In a report published this week, Check Point lays out the different connections between CloudEyE and GuLoader.
The most obvious is that the code of apps passed through the CloudEyE Protect app contained similar patterns with GuLoader malware samples spotted in the wild. This connection was so strong that any random app passed through the CloudEyE app would almost certainly be detected as a GuLoader malware sample, despite being a legitimate app.
Second, Check Point says that the CloudEyE interface contained a placeholder (default) URL that it often found in GuLoader samples.

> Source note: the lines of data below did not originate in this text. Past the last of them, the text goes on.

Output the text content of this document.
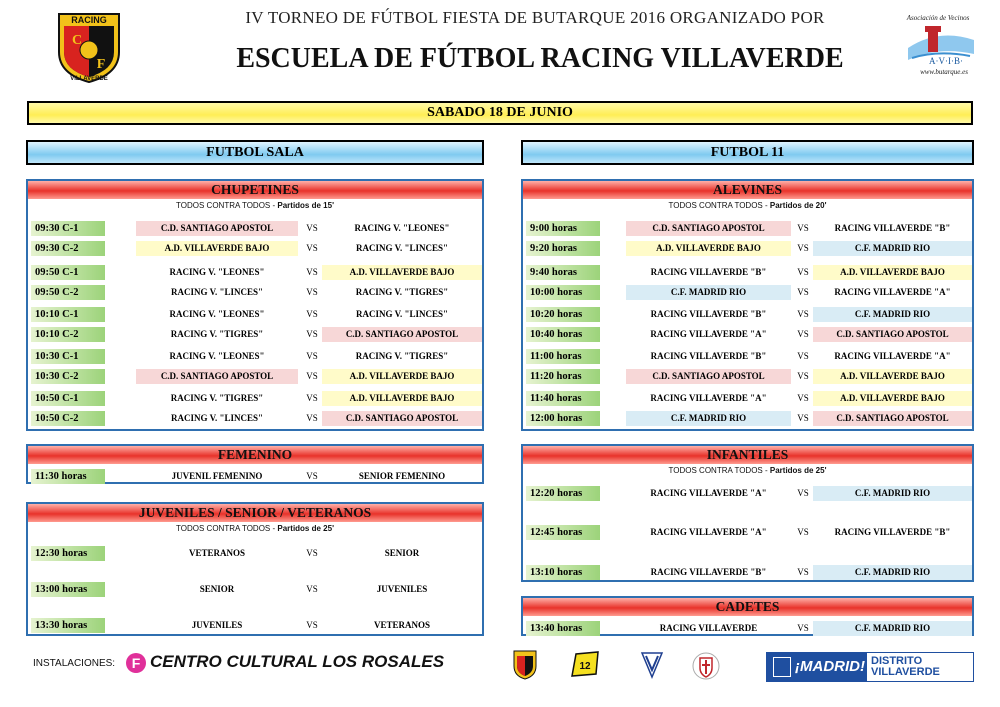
RACING
C
F
VILLAVERDE
IV TORNEO DE FÚTBOL FIESTA DE BUTARQUE 2016 ORGANIZADO POR
ESCUELA DE FÚTBOL RACING VILLAVERDE
Asociación de Vecinos
A·V·I·B·
www.butarque.es
SABADO 18 DE JUNIO
FUTBOL SALA	FUTBOL 11
CHUPETINES
TODOS CONTRA TODOS - Partidos de 15'
09:30 C-1	C.D. SANTIAGO APOSTOL	VS	RACING V. "LEONES"
09:30 C-2	A.D. VILLAVERDE BAJO	VS	RACING V. "LINCES"
09:50 C-1	RACING V. "LEONES"	VS	A.D. VILLAVERDE BAJO
09:50 C-2	RACING V. "LINCES"	VS	RACING V. "TIGRES"
10:10 C-1	RACING V. "LEONES"	VS	RACING V. "LINCES"
10:10 C-2	RACING V. "TIGRES"	VS	C.D. SANTIAGO APOSTOL
10:30 C-1	RACING V. "LEONES"	VS	RACING V. "TIGRES"
10:30 C-2	C.D. SANTIAGO APOSTOL	VS	A.D. VILLAVERDE BAJO
10:50 C-1	RACING V. "TIGRES"	VS	A.D. VILLAVERDE BAJO
10:50 C-2	RACING V. "LINCES"	VS	C.D. SANTIAGO APOSTOL
FEMENINO
11:30 horas	JUVENIL FEMENINO	VS	SENIOR FEMENINO
JUVENILES / SENIOR / VETERANOS
TODOS CONTRA TODOS - Partidos de 25'
12:30 horas	VETERANOS	VS	SENIOR
13:00 horas	SENIOR	VS	JUVENILES
13:30 horas	JUVENILES	VS	VETERANOS
ALEVINES
TODOS CONTRA TODOS - Partidos de 20'
9:00 horas	C.D. SANTIAGO APOSTOL	VS	RACING VILLAVERDE "B"
9:20 horas	A.D. VILLAVERDE BAJO	VS	C.F. MADRID RIO
9:40 horas	RACING VILLAVERDE "B"	VS	A.D. VILLAVERDE BAJO
10:00 horas	C.F. MADRID RIO	VS	RACING VILLAVERDE "A"
10:20 horas	RACING VILLAVERDE "B"	VS	C.F. MADRID RIO
10:40 horas	RACING VILLAVERDE "A"	VS	C.D. SANTIAGO APOSTOL
11:00 horas	RACING VILLAVERDE "B"	VS	RACING VILLAVERDE "A"
11:20 horas	C.D. SANTIAGO APOSTOL	VS	A.D. VILLAVERDE BAJO
11:40 horas	RACING VILLAVERDE "A"	VS	A.D. VILLAVERDE BAJO
12:00 horas	C.F. MADRID RIO	VS	C.D. SANTIAGO APOSTOL
INFANTILES
TODOS CONTRA TODOS - Partidos de 25'
12:20 horas	RACING VILLAVERDE "A"	VS	C.F. MADRID RIO
12:45 horas	RACING VILLAVERDE "A"	VS	RACING VILLAVERDE "B"
13:10 horas	RACING VILLAVERDE "B"	VS	C.F. MADRID RIO
CADETES
13:40 horas	RACING VILLAVERDE	VS	C.F. MADRID RIO
INSTALACIONES:	F CENTRO CULTURAL LOS ROSALES	12	¡MADRID! DISTRITO
VILLAVERDE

Third, many of the CloudEyE features appear to have been specifically designed to support GuLoader operations.
"Tutorials published on the CloudEyE website show how to store payloads on cloud drives such as Google Drive and OneDrive," Check Point said.
"Cloud drives usually perform anti-virus checking and technically don't allow the upload of malware. However, payload encryption implemented in CloudEyE helps to bypass this limitation."
Such a feature makes no sense for a normal app. However, avoiding cloud scans is crucial for a malware operation, and especially for something like GuLoader -- categorized as a "network downloader -- which relies on infecting a victim computer and then downloading a second-stage payload from services such as Google Drive or Microsoft OneDrive.
CloudEyE shuts down after report
Following Check Point's damning report on Monday, CloudEyE has responded to the findings on Wednesday.
The Italian company denounced the report and blamed the tool's use for malware operations on abuses perpetrated by its users, without its knowledge.
However, members of the cyber-security community dismissed the company's statement as "poor lies" and have called on Italian authorities to investigate the company and its two founders.
Based on Check Point's report, the two are at risk of being investigated under charges of aiding and abetting a criminal operation and money laundering.